So this is what burnout feels like? Strange. Whatever you do, don’t take your day off too seriously. Learn to kick back, relax and go nowhere near bananas.
It finally happened. I got up on a Sunday – a sunny one at that – and didn’t feel like cycling; a strange sensation. Despite having cycled only 60 miles at a fairly leisurely pace the day before, it seemed that the 1,050 miles of August had finally caught up with me. Fighting a weird concoction of guilt, relief and the unknown I put myself not on a saddle but in the shower and went about my day.
Usually, a weekend rest day would involve at least 30-40 miles at a steady pace, followed by lunch with the guys at Le Sportif. This Sunday? Nothing. Not a single stroke. And do you know what? I feel great as a result…
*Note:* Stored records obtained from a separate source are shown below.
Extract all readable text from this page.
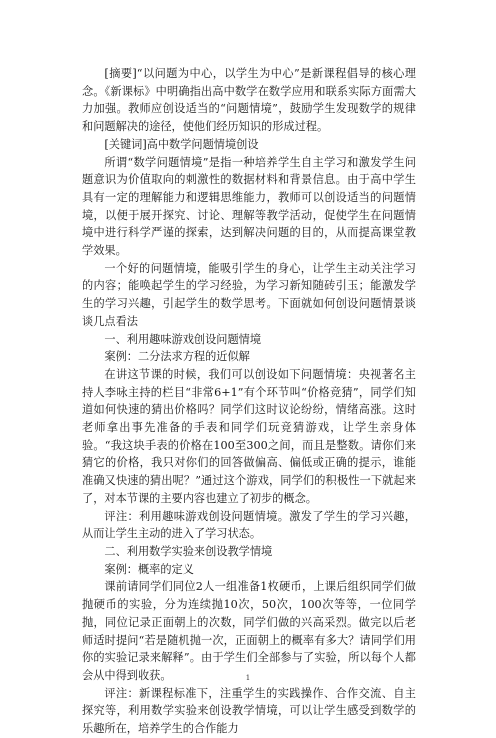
[摘要]“以问题为中心，以学生为中心”是新课程倡导的核心理念。《新课标》中明确指出高中数学在数学应用和联系实际方面需大力加强。教师应创设适当的“问题情境”，鼓励学生发现数学的规律和问题解决的途径，使他们经历知识的形成过程。

[关键词]高中数学问题情境创设

所谓“数学问题情境”是指一种培养学生自主学习和激发学生问题意识为价值取向的刺激性的数据材料和背景信息。由于高中学生具有一定的理解能力和逻辑思维能力，教师可以创设适当的问题情境，以便于展开探究、讨论、理解等教学活动，促使学生在问题情境中进行科学严谨的探索，达到解决问题的目的，从而提高课堂教学效果。

一个好的问题情境，能吸引学生的身心，让学生主动关注学习的内容；能唤起学生的学习经验，为学习新知随砖引玉；能激发学生的学习兴趣，引起学生的数学思考。下面就如何创设问题情景谈谈几点看法

一、利用趣味游戏创设问题情境

案例：二分法求方程的近似解

在讲这节课的时候，我们可以创设如下问题情境：央视著名主持人李咏主持的栏目“非常6+1”有个环节叫“价格竞猜”，同学们知道如何快速的猜出价格吗？同学们这时议论纷纷，情绪高涨。这时老师拿出事先准备的手表和同学们玩竞猜游戏，让学生亲身体验。“我这块手表的价格在100至300之间，而且是整数。请你们来猜它的价格，我只对你们的回答做偏高、偏低或正确的提示，谁能准确又快速的猜出呢？”通过这个游戏，同学们的积极性一下就起来了，对本节课的主要内容也建立了初步的概念。

评注：利用趣味游戏创设问题情境。激发了学生的学习兴趣，从而让学生主动的进入了学习状态。

二、利用数学实验来创设教学情境

案例：概率的定义

课前请同学们同位2人一组准备1枚硬币，上课后组织同学们做抛硬币的实验，分为连续抛10次，50次，100次等等，一位同学抛，同位记录正面朝上的次数，同学们做的兴高采烈。做完以后老师适时提问“若是随机抛一次，正面朝上的概率有多大？请同学们用你的实验记录来解释”。由于学生们全部参与了实验，所以每个人都会从中得到收获。

评注：新课程标准下，注重学生的实践操作、合作交流、自主探究等，利用数学实验来创设教学情境，可以让学生感受到数学的乐趣所在，培养学生的合作能力

1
Despite the obvious benefits of rest – muscle recovery, mental recovery – and the fact it helps make us stronger, getting a dedicated cyclist to cease chewing on his or her handlebars is usually one of those curious impossibilities of life. Programmes like Strava don’t help either; should I be cycling if the competition is?
But how to rest? Instead of catching up on life, crossing those pesky tasks off your mental or physical to-do list (depending on how organised you are) and indulging in a lunch that isn’t based solely around sugar or bananas, many cyclists get serious and spend the day stretching, stressing and over thinking what it takes to recover.
Forget all that. Sit down, put your feet up, sleep, watch a film, drink a beer, sip at a coffee, eat a brownie, visit a coffee shop, take a stroll. Whatever you do, the best thing to be mindful of is mindlessness. Part of the recovery process is to make sure that your brain is happy to put your legs back on the bike. Once your brain is on its way the legs almost always follow.
Unless you’re a professional, don’t turn burnout recovery into a science. There’s no need. The day you can’t make yourself cycle at all may only come once or twice a year. Enjoy it. Making it technical would be akin to strictly timetabling Christmas Day. If I want to open all my presents at 6am I will, thank you very much; who cares if you want to do a family unwrapping at 9?